しばらくして、湖の先に続く小川の流れに沿って、遊歩道を歩き始めた。
すぐ横を流れる小川は、後ろから流れてくる水の圧力で小石を難なく越えて流れていく。滞ることなく、流れていく美しさがあった。辺りを包む霧が、より幻想的な雰囲気を演出していた。

ある程度歩いて、折り返し、小川の流れに逆らって歩く。さっきまで難なく小石を越えていた水の流れを180度角度を変えて見ることになったのだ。小石を越えようとするたびに水面が上がり、背後から差し込む光の反射でキラキラ光っている。
同じ道だとは思えない景色が、そこには広がっていた。

人の優しさに触れ、立ち止まっても変わらない大切なものに気付けた旅

一通り観光した私たちは、カフェで休んで駅に向かった。もちろん時間など気にしていない。駅に着くと、帰りの電車は出たばかりで次は1時間後だと案内される。辺りには時間を過ごすための場所はなく、駅のベンチに座り、途方に暮れていた。

駅の職員であろう男性が声をかけてくれた。
「近くの駅まで車で送ります。そこなら汽車が走ってて今なら間に合うから」と。
救世主である。その言葉に甘えることにした。

車の中では、世間話をたくさんしてくれた。なんでここに来ようと思ったのかと尋ねられる。
私には明確な理由があったので説明することにした。
「私が大学生の時、この土地のことを調べる課題があって、そのときに先生がこんなところがある。いつかみんなで行けたらいいねと言って紹介していたのが、この渓谷なんです」
大学時代に訪れることはできなかったが、こうして機会が出来たことは、とても嬉しかった。
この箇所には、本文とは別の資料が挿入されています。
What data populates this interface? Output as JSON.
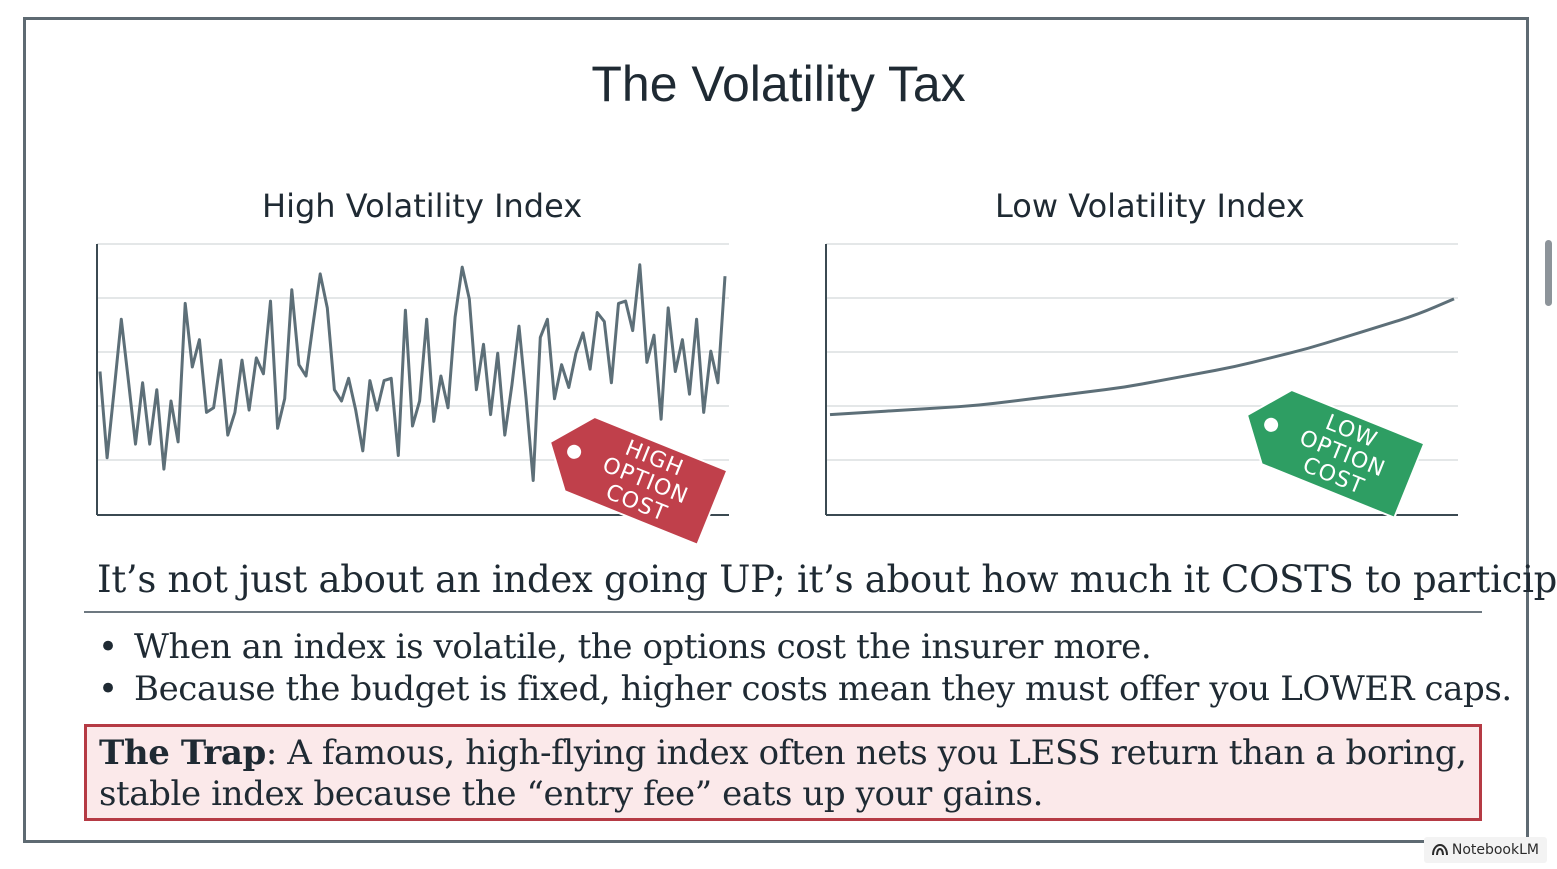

運転をしてくれた人に感謝を伝え、私たちは無事に汽車に乗って帰ることが出来たのだ。旅先の空気も人も暖かかった。

私の人生も、周りの支援の圧力で一般のルートを難なく流れて来た。諦めずに滞らないことが当たり前だとされている風潮が、この世の中にはある。たしかに美しいと思うし、誰もがその美しさを目指している。
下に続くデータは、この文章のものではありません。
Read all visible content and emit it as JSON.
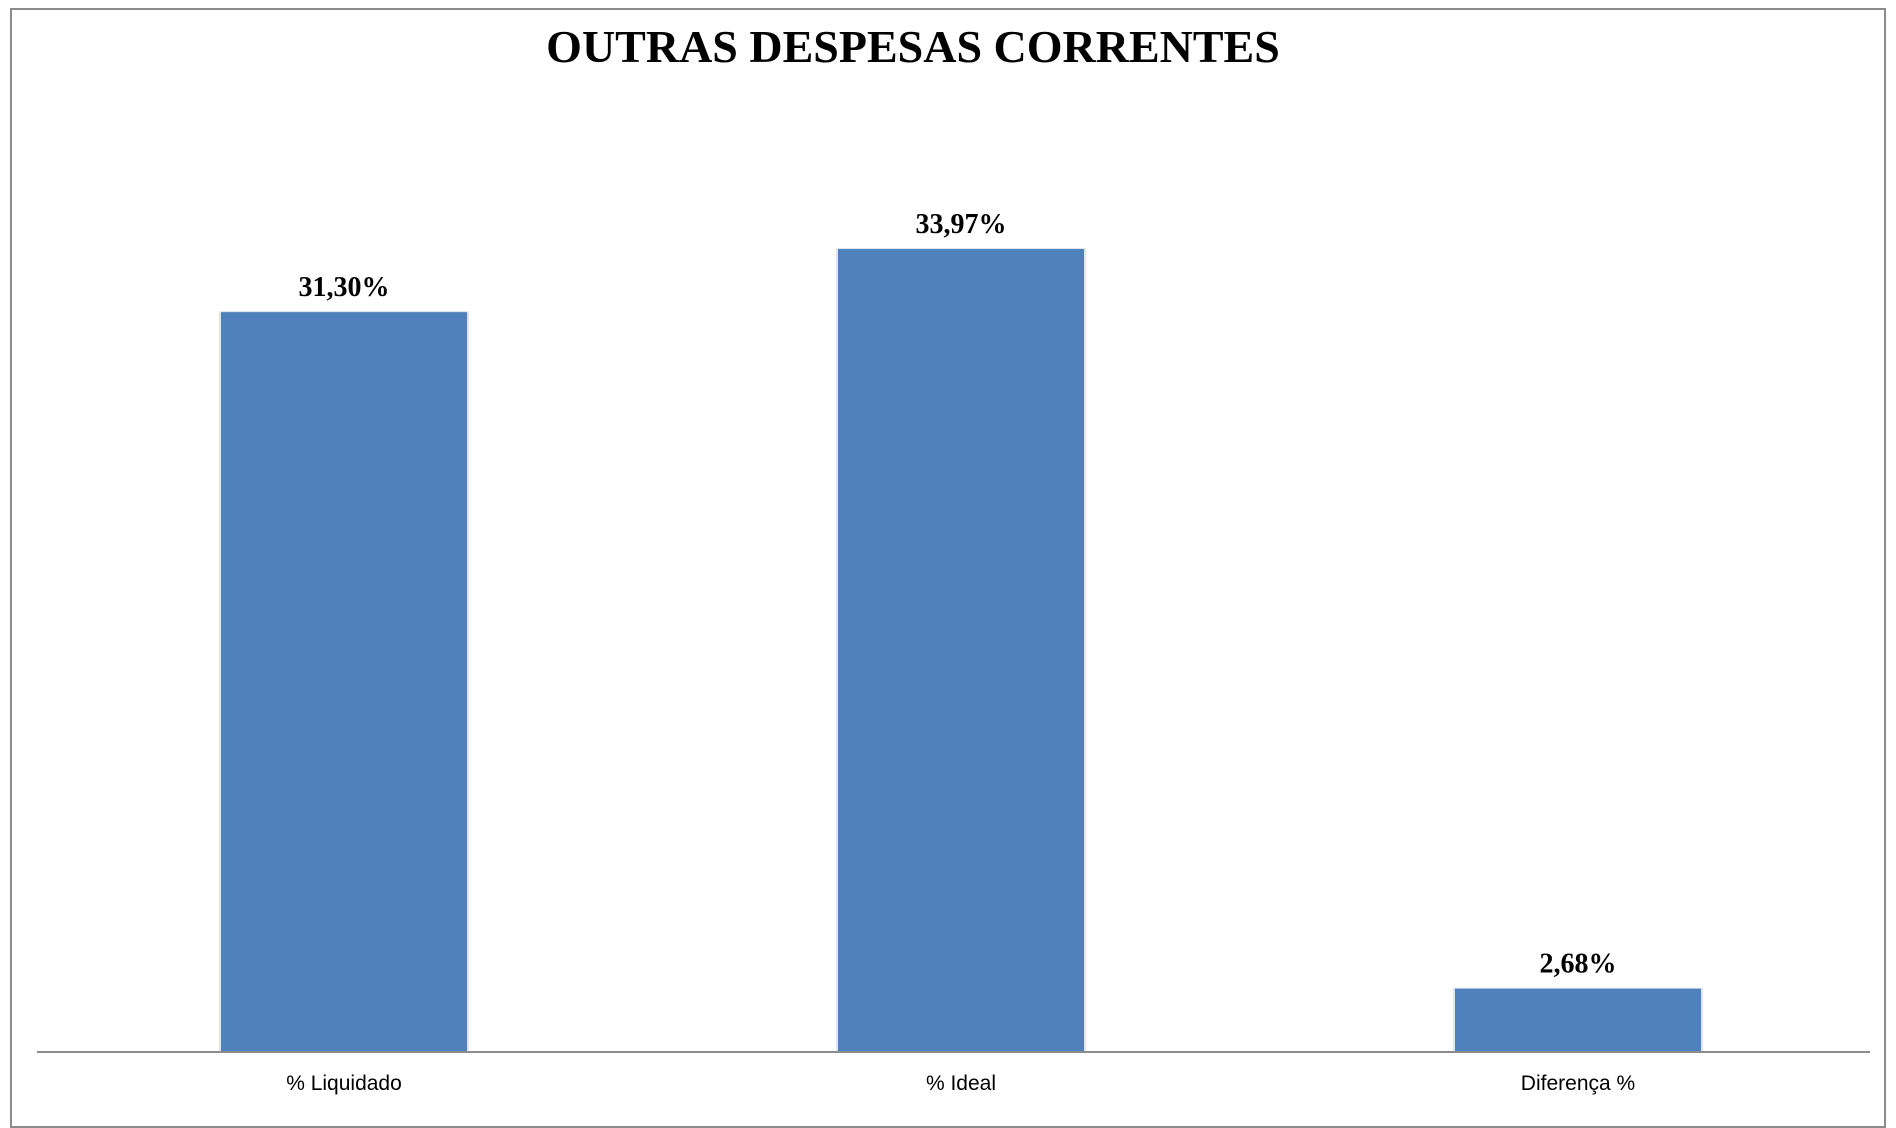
{
  "chart_data": {
    "type": "bar",
    "title": "OUTRAS DESPESAS CORRENTES",
    "categories": [
      "% Liquidado",
      "% Ideal",
      "Diferença %"
    ],
    "values": [
      31.3,
      33.97,
      2.68
    ],
    "value_labels": [
      "31,30%",
      "33,97%",
      "2,68%"
    ],
    "xlabel": "",
    "ylabel": "",
    "ylim": [
      0,
      40
    ],
    "grid": false,
    "legend": "none",
    "bar_color": "#4f81bd"
  }
}
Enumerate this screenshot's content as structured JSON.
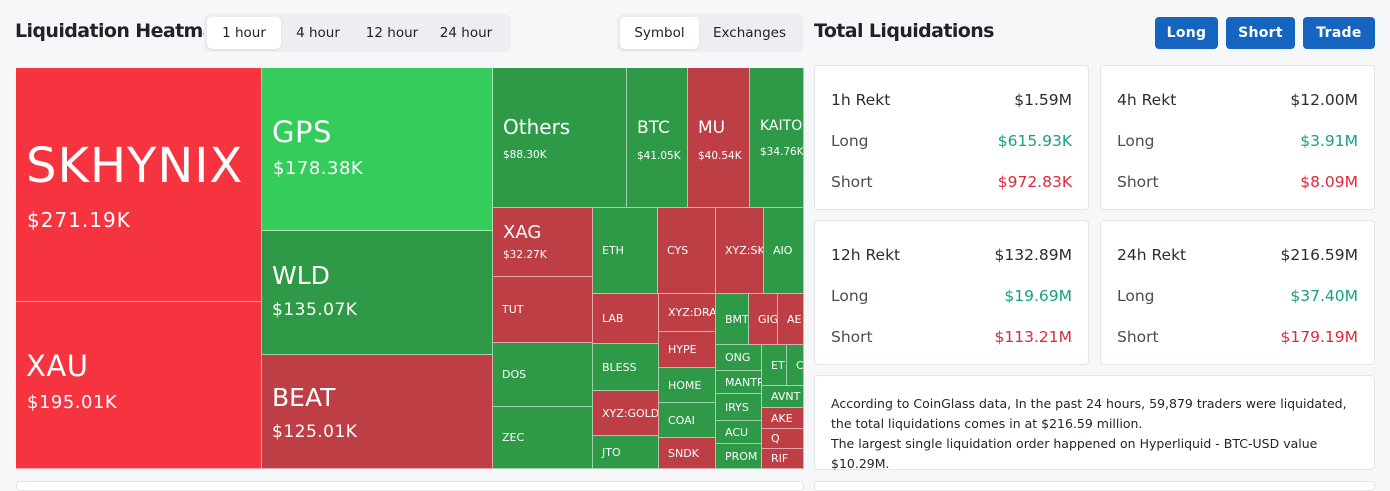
{
  "heatmap": {
    "title": "Liquidation Heatmap",
    "time_options": [
      "1 hour",
      "4 hour",
      "12 hour",
      "24 hour"
    ],
    "active_time": "1 hour",
    "view_options": [
      "Symbol",
      "Exchanges"
    ],
    "active_view": "Symbol",
    "tiles": [
      {
        "symbol": "SKHYNIX",
        "value": "$271.19K"
      },
      {
        "symbol": "XAU",
        "value": "$195.01K"
      },
      {
        "symbol": "GPS",
        "value": "$178.38K"
      },
      {
        "symbol": "WLD",
        "value": "$135.07K"
      },
      {
        "symbol": "BEAT",
        "value": "$125.01K"
      },
      {
        "symbol": "Others",
        "value": "$88.30K"
      },
      {
        "symbol": "BTC",
        "value": "$41.05K"
      },
      {
        "symbol": "MU",
        "value": "$40.54K"
      },
      {
        "symbol": "KAITO",
        "value": "$34.76K"
      },
      {
        "symbol": "XAG",
        "value": "$32.27K"
      },
      {
        "symbol": "TUT"
      },
      {
        "symbol": "DOS"
      },
      {
        "symbol": "ZEC"
      },
      {
        "symbol": "ETH"
      },
      {
        "symbol": "CYS"
      },
      {
        "symbol": "XYZ:SK"
      },
      {
        "symbol": "AIO"
      },
      {
        "symbol": "LAB"
      },
      {
        "symbol": "XYZ:DRA"
      },
      {
        "symbol": "BMT"
      },
      {
        "symbol": "GIG"
      },
      {
        "symbol": "AE"
      },
      {
        "symbol": "HYPE"
      },
      {
        "symbol": "BLESS"
      },
      {
        "symbol": "ONG"
      },
      {
        "symbol": "ET"
      },
      {
        "symbol": "C"
      },
      {
        "symbol": "HOME"
      },
      {
        "symbol": "MANTR"
      },
      {
        "symbol": "AVNT"
      },
      {
        "symbol": "XYZ:GOLD"
      },
      {
        "symbol": "COAI"
      },
      {
        "symbol": "IRYS"
      },
      {
        "symbol": "AKE"
      },
      {
        "symbol": "ACU"
      },
      {
        "symbol": "Q"
      },
      {
        "symbol": "JTO"
      },
      {
        "symbol": "SNDK"
      },
      {
        "symbol": "PROM"
      },
      {
        "symbol": "RIF"
      }
    ]
  },
  "total": {
    "title": "Total Liquidations",
    "buttons": {
      "long": "Long",
      "short": "Short",
      "trade": "Trade"
    },
    "cards": [
      {
        "label": "1h Rekt",
        "total": "$1.59M",
        "long_label": "Long",
        "long": "$615.93K",
        "short_label": "Short",
        "short": "$972.83K"
      },
      {
        "label": "4h Rekt",
        "total": "$12.00M",
        "long_label": "Long",
        "long": "$3.91M",
        "short_label": "Short",
        "short": "$8.09M"
      },
      {
        "label": "12h Rekt",
        "total": "$132.89M",
        "long_label": "Long",
        "long": "$19.69M",
        "short_label": "Short",
        "short": "$113.21M"
      },
      {
        "label": "24h Rekt",
        "total": "$216.59M",
        "long_label": "Long",
        "long": "$37.40M",
        "short_label": "Short",
        "short": "$179.19M"
      }
    ],
    "summary_line1": "According to CoinGlass data, In the past 24 hours, 59,879 traders were liquidated, the total liquidations comes in at $216.59 million.",
    "summary_line2": "The largest single liquidation order happened on Hyperliquid - BTC-USD value $10.29M."
  },
  "colors": {
    "accent": "#1565c0",
    "long_green": "#16a085",
    "short_red": "#e0283c",
    "tile_red": "#be3e45",
    "tile_bright_red": "#f6343f",
    "tile_green": "#2e9a48",
    "tile_bright_green": "#34cc5b"
  }
}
でも、振り返って角度を変えたら同じ道だとしても、違う景色を見ることが出来ると思う。小石を難なく乗り越えていたあの頃はキラキラしていたと思うこともあるかもしれないが、支えてくれる友達など、立ち止まっても、変わらないものも確実にある。

そんなことに気づくために、視野を広げることの出来る旅は必要だと感じる。